Quels risques concrets pèsent sur l'investisseur étranger et sur la direction de la cible ?

Le principal risque est la nullité de l'opération. En l'absence d'autorisation préalable, l'investissement est juridiquement inexistant : les droits de vote ne peuvent être exercés, les dividendes perçus doivent être restitués et la cession des titres peut elle-même être remise en cause. Ce risque n'est pas théorique : la Direction générale du Trésor a les moyens de détecter les opérations non déclarées, notamment via les obligations de reporting qui pèsent sur les sociétés cibles et leurs commissaires aux comptes.

Pour le dirigeant de la société cible, la situation est particulièrement délicate. Il peut être tenu pour responsable d'avoir facilité une opération irrégulière. Les textes du Code monétaire et financier prévoient des sanctions administratives pouvant aller jusqu'à une injonction de désinvestissement, assortie d'une astreinte. Dans les cas de violation caractérisée, le droit pénal peut également s'appliquer.

Pour l'investisseur étranger lui-même, les conséquences dépassent le seul cadre de l'opération concernée. Une décision d'injonction de désinvestissement ou un refus d'autorisation motivé par des préoccupations d'ordre public affecte la réputation de l'investisseur sur le marché français et peut compliquer les opérations ultérieures.

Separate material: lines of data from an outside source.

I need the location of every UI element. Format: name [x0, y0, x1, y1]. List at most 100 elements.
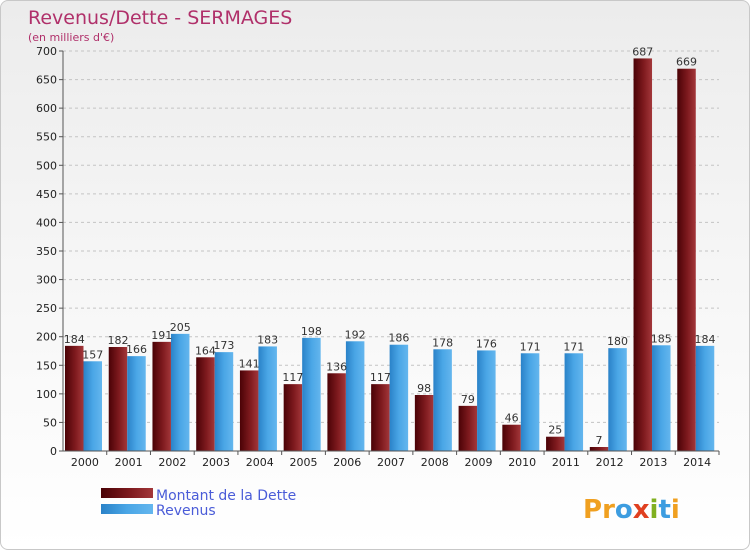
- bar-debt: [196, 357, 215, 451]
- bar-debt: [633, 58, 653, 452]
- bar-debt: [283, 384, 303, 451]
- logo-letter: x: [633, 495, 650, 525]
- bar-debt: [546, 436, 565, 451]
- y-tick-label: 700: [36, 45, 57, 58]
- bar-revenus: [170, 333, 190, 451]
- y-axis-ticks: 0 50 100 150 200 250 300 350 400 450 500 550 600 650 7…: [36, 45, 63, 458]
- bar-revenus: [433, 349, 452, 451]
- data-label-revenus: 185: [651, 332, 672, 345]
- data-label-debt: 25: [548, 424, 562, 437]
- data-label-revenus: 176: [476, 337, 497, 350]
- data-label-debt: 191: [151, 329, 172, 342]
- x-tick-label: 2011: [552, 456, 580, 469]
- y-tick-label: 200: [36, 331, 57, 344]
- logo-letter: P: [583, 495, 602, 525]
- bar-debt: [589, 447, 609, 451]
- x-tick-label: 2014: [683, 456, 711, 469]
- x-tick-label: 2003: [202, 456, 230, 469]
- logo-letter: o: [615, 495, 633, 525]
- legend-swatch-revenus: [101, 504, 153, 514]
- data-label-revenus: 171: [520, 340, 541, 353]
- data-label-revenus: 183: [257, 333, 278, 346]
- data-label-debt: 46: [505, 412, 519, 425]
- data-label-debt: 79: [461, 393, 475, 406]
- data-label-revenus: 157: [82, 348, 103, 361]
- x-tick-label: 2007: [377, 456, 405, 469]
- bar-debt: [458, 405, 478, 451]
- bar-revenus: [258, 346, 277, 451]
- data-label-revenus: 198: [301, 325, 322, 338]
- data-label-revenus: 180: [607, 335, 628, 348]
- data-label-debt: 7: [596, 434, 603, 447]
- bar-debt: [152, 341, 171, 451]
- legend: Montant de la Dette Revenus: [101, 488, 296, 519]
- x-tick-label: 2009: [464, 456, 492, 469]
- data-label-debt: 98: [417, 382, 431, 395]
- data-label-debt: 669: [676, 56, 697, 69]
- bar-debt: [677, 68, 696, 451]
- x-tick-label: 2000: [71, 456, 99, 469]
- y-tick-label: 350: [36, 245, 57, 258]
- bar-debt: [414, 395, 434, 451]
- data-label-revenus: 178: [432, 336, 453, 349]
- x-tick-label: 2006: [333, 456, 361, 469]
- legend-label-revenus: Revenus: [156, 503, 216, 519]
- x-tick-label: 2001: [115, 456, 143, 469]
- x-tick-label: 2004: [246, 456, 274, 469]
- logo-letter: i: [671, 495, 680, 525]
- data-label-debt: 182: [107, 334, 128, 347]
- y-tick-label: 650: [36, 74, 57, 87]
- bar-debt: [108, 347, 128, 451]
- y-tick-label: 550: [36, 131, 57, 144]
- y-tick-label: 450: [36, 188, 57, 201]
- bar-revenus: [477, 350, 496, 451]
- proxiti-logo: Proxiti: [583, 495, 680, 525]
- data-label-debt: 687: [632, 45, 653, 58]
- y-tick-label: 500: [36, 159, 57, 172]
- y-tick-label: 400: [36, 216, 57, 229]
- logo-letter: r: [602, 495, 615, 525]
- bar-revenus: [302, 337, 321, 451]
- data-label-revenus: 184: [695, 333, 716, 346]
- chart-subtitle: (en milliers d'€): [28, 31, 114, 44]
- bar-revenus: [83, 361, 102, 451]
- y-tick-label: 250: [36, 302, 57, 315]
- x-axis-ticks: 2000 2001 2002 2003 2004 2005 2006 2007 2008 2009…: [71, 451, 720, 469]
- logo-letter: t: [658, 495, 670, 525]
- bar-debt: [371, 384, 390, 451]
- x-tick-label: 2010: [508, 456, 536, 469]
- data-label-revenus: 205: [170, 321, 191, 334]
- data-label-revenus: 166: [126, 343, 147, 356]
- data-label-revenus: 171: [563, 340, 584, 353]
- data-label-revenus: 173: [213, 339, 234, 352]
- bar-revenus: [345, 341, 365, 451]
- y-tick-label: 0: [50, 445, 57, 458]
- chart-title: Revenus/Dette - SERMAGES: [28, 7, 292, 29]
- bar-revenus: [520, 353, 540, 451]
- bar-debt: [65, 345, 84, 451]
- data-label-debt: 164: [195, 344, 216, 357]
- y-tick-label: 600: [36, 102, 57, 115]
- bar-debt: [239, 370, 259, 451]
- bar-revenus: [652, 345, 671, 451]
- data-label-debt: 117: [370, 371, 391, 384]
- x-tick-label: 2013: [639, 456, 667, 469]
- bar-revenus: [214, 352, 234, 451]
- y-tick-label: 150: [36, 359, 57, 372]
- data-label-debt: 117: [282, 371, 303, 384]
- y-tick-label: 300: [36, 274, 57, 287]
- bar-debt: [502, 424, 521, 451]
- x-tick-label: 2002: [158, 456, 186, 469]
- data-label-revenus: 192: [345, 328, 366, 341]
- x-tick-label: 2005: [290, 456, 318, 469]
- bar-revenus: [127, 356, 146, 451]
- legend-swatch-debt: [101, 488, 153, 498]
- data-label-revenus: 186: [388, 332, 409, 345]
- bar-revenus: [564, 353, 584, 451]
- logo-letter: i: [650, 495, 659, 525]
- bar-debt: [327, 373, 346, 451]
- x-tick-label: 2008: [421, 456, 449, 469]
- bar-revenus: [608, 348, 627, 451]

Les établissements financiers qui ont participé au financement de l'opération ne sont pas non plus à l'abri : la nullité de l'acquisition peut affecter la validité des sûretés constituées sur les titres acquis. Ce point est régulièrement sous-estimé dans les schémas de financement à effet de levier (leveraged buy-out).

Enfin, les clauses de conditions suspensives des contrats d'acquisition méritent une attention rédactionnelle soignée. Si la clause relative à l'autorisation IEF est mal rédigée, la partie qui supporte le risque d'un refus peut se trouver exposée à des dommages et intérêts ou à la perte d'un dépôt de garantie.

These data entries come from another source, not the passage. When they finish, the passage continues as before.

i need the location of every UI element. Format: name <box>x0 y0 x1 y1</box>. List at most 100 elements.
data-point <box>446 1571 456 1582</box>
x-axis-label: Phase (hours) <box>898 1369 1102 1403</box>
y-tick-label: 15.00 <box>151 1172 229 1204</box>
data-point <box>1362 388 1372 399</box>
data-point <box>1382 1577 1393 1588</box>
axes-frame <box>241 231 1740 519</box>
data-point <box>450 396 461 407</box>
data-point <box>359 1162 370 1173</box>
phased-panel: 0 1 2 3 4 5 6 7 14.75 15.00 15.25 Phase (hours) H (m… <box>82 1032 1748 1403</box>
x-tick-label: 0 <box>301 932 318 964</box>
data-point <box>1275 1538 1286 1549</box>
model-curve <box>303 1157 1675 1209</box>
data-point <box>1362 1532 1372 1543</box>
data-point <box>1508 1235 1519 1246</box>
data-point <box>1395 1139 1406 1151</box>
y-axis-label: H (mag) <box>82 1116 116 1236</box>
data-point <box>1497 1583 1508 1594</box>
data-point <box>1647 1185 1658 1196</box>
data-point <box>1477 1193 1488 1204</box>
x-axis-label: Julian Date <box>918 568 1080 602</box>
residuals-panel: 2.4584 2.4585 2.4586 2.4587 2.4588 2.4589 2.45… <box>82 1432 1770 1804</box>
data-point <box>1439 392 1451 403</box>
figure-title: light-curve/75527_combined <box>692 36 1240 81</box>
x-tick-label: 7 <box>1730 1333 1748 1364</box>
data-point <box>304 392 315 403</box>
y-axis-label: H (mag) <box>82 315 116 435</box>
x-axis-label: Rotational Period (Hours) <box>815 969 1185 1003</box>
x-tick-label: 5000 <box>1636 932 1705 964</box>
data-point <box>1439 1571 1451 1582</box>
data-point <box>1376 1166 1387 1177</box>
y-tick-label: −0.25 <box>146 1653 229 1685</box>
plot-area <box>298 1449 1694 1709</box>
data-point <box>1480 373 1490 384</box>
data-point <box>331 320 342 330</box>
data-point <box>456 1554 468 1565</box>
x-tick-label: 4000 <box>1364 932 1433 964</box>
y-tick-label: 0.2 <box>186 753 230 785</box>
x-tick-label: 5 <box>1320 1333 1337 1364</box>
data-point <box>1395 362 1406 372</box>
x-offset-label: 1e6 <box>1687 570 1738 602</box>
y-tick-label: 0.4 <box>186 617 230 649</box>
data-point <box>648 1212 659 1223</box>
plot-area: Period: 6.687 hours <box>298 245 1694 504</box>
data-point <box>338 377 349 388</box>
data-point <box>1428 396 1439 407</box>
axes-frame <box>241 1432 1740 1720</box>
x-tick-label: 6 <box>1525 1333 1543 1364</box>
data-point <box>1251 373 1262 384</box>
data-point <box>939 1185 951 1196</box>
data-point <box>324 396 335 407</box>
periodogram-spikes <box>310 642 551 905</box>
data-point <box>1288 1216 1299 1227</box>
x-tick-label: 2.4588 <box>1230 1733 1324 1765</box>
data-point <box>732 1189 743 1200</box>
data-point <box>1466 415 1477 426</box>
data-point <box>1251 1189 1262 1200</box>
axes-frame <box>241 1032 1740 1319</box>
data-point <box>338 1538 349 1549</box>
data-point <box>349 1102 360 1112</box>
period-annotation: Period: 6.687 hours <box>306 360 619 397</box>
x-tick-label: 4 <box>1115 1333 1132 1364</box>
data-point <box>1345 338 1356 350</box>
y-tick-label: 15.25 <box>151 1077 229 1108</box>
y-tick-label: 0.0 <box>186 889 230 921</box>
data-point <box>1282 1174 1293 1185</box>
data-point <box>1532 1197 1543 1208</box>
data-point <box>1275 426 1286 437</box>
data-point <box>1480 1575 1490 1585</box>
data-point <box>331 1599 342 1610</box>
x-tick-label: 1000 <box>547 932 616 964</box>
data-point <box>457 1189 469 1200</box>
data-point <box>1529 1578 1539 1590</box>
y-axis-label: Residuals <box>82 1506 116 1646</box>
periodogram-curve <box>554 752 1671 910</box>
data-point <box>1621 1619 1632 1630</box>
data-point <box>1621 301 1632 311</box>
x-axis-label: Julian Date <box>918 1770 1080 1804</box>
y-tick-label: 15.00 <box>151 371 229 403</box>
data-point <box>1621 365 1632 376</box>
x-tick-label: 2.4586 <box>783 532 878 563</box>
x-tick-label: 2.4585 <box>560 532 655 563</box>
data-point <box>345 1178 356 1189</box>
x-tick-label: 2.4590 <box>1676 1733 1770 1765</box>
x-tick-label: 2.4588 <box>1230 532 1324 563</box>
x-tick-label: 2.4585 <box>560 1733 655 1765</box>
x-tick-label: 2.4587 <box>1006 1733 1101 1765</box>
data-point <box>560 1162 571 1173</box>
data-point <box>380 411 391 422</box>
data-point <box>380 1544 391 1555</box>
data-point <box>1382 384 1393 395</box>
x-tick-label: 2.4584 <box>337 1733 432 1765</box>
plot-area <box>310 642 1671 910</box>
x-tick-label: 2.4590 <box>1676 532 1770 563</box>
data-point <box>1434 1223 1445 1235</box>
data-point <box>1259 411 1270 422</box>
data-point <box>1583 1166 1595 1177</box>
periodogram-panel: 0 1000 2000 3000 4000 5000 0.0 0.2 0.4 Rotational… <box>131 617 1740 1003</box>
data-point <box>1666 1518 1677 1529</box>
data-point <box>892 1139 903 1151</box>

Quels leviers permettent de sécuriser une opération soumise au contrôle IEF ?

La sécurisation d'une opération de capital-investissement soumise au contrôle IEF repose sur trois leviers principaux : la qualification anticipée, la constitution d'un dossier d'autorisation solide et la négociation éclairée des conditions imposées par le ministre.

Levier 1 : la qualification anticipée. L'analyse du périmètre IEF doit intervenir dès la phase de diligence raisonnable, au même titre que l'analyse fiscale ou la revue des contrats. Elle porte sur l'activité réelle de la cible – y compris ses activités accessoires et ses contrats avec des entités publiques ou des opérateurs d'importance vitale – et sur la structure de l'opération projetée, notamment les droits attachés à la participation et les clauses de gouvernance du pacte d'actionnaires.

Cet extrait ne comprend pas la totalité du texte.